Non è solo per le magrovie, migliaia di animali vivevano lì. La maggior parte di loro sono ormai morti, e quelli che sono riusciti a sopravvivere all’attacco sono ora senza cibo, acqua o anche un posto dove vivere‘, ha dichiarato l’attivista locale Aracely Domínguez a Vice News. La scomparsa dell’habitat naturale di tante biodiversità, tra cui anche specie rare o in via di estinzione come iguane nere dalla coda spinosa, rane leopardo, e coccodrilli di palude, è solo uno dei molteplici problemi derivanti dalla distruzione delle foreste, che fungono anche da barriera a catastrofi come tifoni e uragani, oltre che essere terreno fertile per i pesci che vengono sfruttati commercialmente, ha ricordato in una nota Greenpeace. Cancun viene considerata da coloro che si occupano di queste faccende come esempio paradigmatico del turismo eco-distruttivo in Messico: il business dei resort che ha avuto inizio nel 1990 è stato portato avanti nessuna attenzione al contesto naturale, sopprimendo molti ecosistemi tra cui le mangrovie che si affacciavano sulla costa. Ottenuta la sospensione, la prossima sfida degli attivisti è quella di cercare di garantire che i lavori non inizino, in modo da consentire alla foresta la possibilità di rigenerarsi.

Il caso Holbox

holbox

Come abbiamo detto in precedenza, quello di Cancun è solo l’ultimo caso di deforestazione in nome del turismo di massa in Messico: nell’ottobre del 2015 un reportage dell’Espresso ha portato alla luce il caso Holbox, una piccola isola incastonata tra le bellezze naturali della riserva di Yum Balam, a 30 minuti di barca dalla costa dello Yucatan.

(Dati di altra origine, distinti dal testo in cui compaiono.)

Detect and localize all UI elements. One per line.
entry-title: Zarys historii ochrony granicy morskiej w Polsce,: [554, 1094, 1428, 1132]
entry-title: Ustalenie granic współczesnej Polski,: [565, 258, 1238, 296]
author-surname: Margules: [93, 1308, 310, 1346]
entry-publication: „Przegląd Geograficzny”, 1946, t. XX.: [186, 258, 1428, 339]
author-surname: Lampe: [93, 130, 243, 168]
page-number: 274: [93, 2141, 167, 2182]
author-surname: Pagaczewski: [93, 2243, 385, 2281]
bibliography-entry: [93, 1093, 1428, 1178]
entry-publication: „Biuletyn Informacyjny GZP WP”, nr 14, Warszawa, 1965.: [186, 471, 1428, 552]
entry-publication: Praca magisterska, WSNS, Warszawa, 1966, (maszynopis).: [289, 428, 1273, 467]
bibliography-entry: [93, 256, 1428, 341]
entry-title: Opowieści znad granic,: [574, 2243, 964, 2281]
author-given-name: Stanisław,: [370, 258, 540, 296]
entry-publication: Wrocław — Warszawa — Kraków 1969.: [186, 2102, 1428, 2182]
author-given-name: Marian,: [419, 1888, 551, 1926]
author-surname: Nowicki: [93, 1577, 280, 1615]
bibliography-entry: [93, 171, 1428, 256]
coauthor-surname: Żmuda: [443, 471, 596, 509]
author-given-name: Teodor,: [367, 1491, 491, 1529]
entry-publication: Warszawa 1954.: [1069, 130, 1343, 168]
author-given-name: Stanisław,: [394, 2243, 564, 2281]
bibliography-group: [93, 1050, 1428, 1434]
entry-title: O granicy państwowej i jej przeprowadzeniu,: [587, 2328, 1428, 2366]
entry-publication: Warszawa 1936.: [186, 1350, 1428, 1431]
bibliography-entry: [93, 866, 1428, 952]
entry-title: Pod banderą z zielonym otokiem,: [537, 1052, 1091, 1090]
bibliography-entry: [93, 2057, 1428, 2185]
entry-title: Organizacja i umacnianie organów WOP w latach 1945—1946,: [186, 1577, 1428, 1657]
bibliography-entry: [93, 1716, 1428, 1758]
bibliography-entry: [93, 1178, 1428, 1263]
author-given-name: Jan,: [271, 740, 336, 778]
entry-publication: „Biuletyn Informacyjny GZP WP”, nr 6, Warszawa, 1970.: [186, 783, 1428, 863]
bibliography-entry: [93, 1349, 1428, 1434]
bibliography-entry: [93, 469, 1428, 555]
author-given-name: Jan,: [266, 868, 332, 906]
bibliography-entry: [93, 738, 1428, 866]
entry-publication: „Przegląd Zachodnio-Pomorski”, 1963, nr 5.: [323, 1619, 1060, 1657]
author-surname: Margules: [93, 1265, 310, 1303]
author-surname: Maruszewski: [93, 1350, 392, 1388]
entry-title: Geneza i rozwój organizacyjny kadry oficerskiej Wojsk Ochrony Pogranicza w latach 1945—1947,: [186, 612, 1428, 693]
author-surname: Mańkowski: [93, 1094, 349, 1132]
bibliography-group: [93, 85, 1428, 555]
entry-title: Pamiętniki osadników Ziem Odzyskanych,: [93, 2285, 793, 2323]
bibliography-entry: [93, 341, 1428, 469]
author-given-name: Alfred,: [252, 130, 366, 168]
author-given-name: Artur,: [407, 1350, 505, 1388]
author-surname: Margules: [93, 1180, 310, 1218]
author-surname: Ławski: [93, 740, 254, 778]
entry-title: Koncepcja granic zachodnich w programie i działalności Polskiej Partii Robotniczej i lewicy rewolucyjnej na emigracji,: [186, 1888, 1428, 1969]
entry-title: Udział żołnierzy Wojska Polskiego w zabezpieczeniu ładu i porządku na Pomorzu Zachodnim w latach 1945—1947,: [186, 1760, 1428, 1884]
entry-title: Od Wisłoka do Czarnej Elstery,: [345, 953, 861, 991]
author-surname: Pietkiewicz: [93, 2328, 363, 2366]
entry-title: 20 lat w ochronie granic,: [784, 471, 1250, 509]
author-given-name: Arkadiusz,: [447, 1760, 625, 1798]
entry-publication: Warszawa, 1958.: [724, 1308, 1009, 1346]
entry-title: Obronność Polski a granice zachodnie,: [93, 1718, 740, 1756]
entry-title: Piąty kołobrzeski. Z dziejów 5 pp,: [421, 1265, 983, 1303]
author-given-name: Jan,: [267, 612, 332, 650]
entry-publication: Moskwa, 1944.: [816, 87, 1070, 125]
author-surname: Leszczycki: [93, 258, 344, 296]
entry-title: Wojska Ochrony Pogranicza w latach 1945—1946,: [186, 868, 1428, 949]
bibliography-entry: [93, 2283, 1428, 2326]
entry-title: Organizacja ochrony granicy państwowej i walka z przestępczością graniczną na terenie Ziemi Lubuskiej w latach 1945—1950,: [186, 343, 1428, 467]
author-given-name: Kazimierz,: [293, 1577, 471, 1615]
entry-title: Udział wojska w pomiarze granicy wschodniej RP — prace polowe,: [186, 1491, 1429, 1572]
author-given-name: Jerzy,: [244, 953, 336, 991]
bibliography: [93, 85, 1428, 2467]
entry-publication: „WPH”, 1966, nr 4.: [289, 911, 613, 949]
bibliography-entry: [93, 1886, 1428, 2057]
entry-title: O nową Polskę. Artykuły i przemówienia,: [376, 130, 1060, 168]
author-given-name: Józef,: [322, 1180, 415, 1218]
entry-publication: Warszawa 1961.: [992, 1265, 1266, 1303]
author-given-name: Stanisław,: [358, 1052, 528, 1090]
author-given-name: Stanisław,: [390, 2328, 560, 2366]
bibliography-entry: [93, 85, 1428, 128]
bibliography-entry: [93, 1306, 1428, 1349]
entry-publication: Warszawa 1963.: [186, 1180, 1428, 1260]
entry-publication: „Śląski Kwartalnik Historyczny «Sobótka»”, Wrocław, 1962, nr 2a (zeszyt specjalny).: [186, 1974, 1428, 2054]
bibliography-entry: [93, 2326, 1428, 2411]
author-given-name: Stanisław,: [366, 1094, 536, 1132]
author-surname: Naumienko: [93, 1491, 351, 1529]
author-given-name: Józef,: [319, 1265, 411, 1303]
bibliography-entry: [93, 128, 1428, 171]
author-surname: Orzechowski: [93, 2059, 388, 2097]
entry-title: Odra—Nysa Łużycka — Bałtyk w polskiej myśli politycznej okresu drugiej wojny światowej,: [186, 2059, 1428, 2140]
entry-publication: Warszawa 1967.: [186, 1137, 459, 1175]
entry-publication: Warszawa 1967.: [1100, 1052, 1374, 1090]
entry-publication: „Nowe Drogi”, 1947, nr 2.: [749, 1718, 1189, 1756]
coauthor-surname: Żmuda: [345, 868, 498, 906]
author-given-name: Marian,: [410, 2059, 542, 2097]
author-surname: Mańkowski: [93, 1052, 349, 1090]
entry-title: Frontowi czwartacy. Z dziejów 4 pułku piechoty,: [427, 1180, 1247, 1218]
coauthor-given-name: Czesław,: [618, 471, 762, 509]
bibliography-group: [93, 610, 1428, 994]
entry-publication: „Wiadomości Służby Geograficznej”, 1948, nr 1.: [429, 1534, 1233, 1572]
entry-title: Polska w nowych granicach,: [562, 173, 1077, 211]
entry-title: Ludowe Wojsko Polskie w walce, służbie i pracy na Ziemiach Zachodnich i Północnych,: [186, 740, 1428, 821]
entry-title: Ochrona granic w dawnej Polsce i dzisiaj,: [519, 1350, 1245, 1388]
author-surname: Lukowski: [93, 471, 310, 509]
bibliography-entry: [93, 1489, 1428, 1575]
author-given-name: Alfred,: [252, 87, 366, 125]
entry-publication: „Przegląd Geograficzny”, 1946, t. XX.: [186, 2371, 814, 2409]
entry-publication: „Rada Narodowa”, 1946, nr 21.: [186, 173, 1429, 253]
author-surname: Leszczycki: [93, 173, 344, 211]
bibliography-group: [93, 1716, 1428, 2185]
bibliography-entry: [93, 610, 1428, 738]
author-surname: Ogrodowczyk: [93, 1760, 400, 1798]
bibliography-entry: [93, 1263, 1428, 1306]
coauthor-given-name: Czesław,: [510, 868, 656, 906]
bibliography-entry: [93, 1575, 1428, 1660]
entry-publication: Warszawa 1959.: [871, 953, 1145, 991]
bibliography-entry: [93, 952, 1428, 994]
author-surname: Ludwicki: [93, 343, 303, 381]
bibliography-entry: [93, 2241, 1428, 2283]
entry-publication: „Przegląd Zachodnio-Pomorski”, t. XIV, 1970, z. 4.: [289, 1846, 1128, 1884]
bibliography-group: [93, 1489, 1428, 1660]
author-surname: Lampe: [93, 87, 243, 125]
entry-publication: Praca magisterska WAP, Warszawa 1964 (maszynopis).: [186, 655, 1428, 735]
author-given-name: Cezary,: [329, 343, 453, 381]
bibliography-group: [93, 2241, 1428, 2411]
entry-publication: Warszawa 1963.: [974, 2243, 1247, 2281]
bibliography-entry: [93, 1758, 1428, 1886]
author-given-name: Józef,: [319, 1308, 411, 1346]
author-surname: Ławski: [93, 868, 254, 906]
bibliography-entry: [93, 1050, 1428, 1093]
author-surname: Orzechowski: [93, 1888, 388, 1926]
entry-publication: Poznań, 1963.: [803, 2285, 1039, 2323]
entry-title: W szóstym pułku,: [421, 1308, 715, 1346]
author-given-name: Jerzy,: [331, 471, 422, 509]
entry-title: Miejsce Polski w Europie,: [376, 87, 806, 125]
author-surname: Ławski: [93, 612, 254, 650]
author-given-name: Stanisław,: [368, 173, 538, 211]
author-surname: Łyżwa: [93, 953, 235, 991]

Un paradiso terrestre di acqua cristallina, spiagge bianche e le immancabili mangrovie, alveo protettivo di numerose specie in via di estinzione come fenicotteri rosa, squali balena, tartarughe marine e tantissime altre, minacciate da un progetto che prevede la costruzione di un complesso turistico su un’area di 980 ettari, in attesa dal 2012 della valutazione dell’impatto ambientale da parte dei giudici preposti. Un progetto di sviluppo che ha fatto gola non solo agli imprenditori, ma anche a parte della popolazione dell’isola, che ora si divide tra chi è favorevole al progetto e chi vorrebbe continuare a vivere di pesca e turismo eco-sostenibile come da sempre, senza edificare resort nel cuore di una riserva naturale unica al mondo. Inutile sottolineare che qualora i resort, comprendenti alberghi, campi da golf e piscine come da progetto, venissero costruiti, Holbox rischierebbe seriamente di perdere la sua biodiversità, protetta dal 1994. L’ultima parola spetta ai giudici, il solo argine legale rimasto affinché le meraviglie naturali di Holbox non diventino l’ennesimo paradiso perduto sacrificato sull’altare del profitto.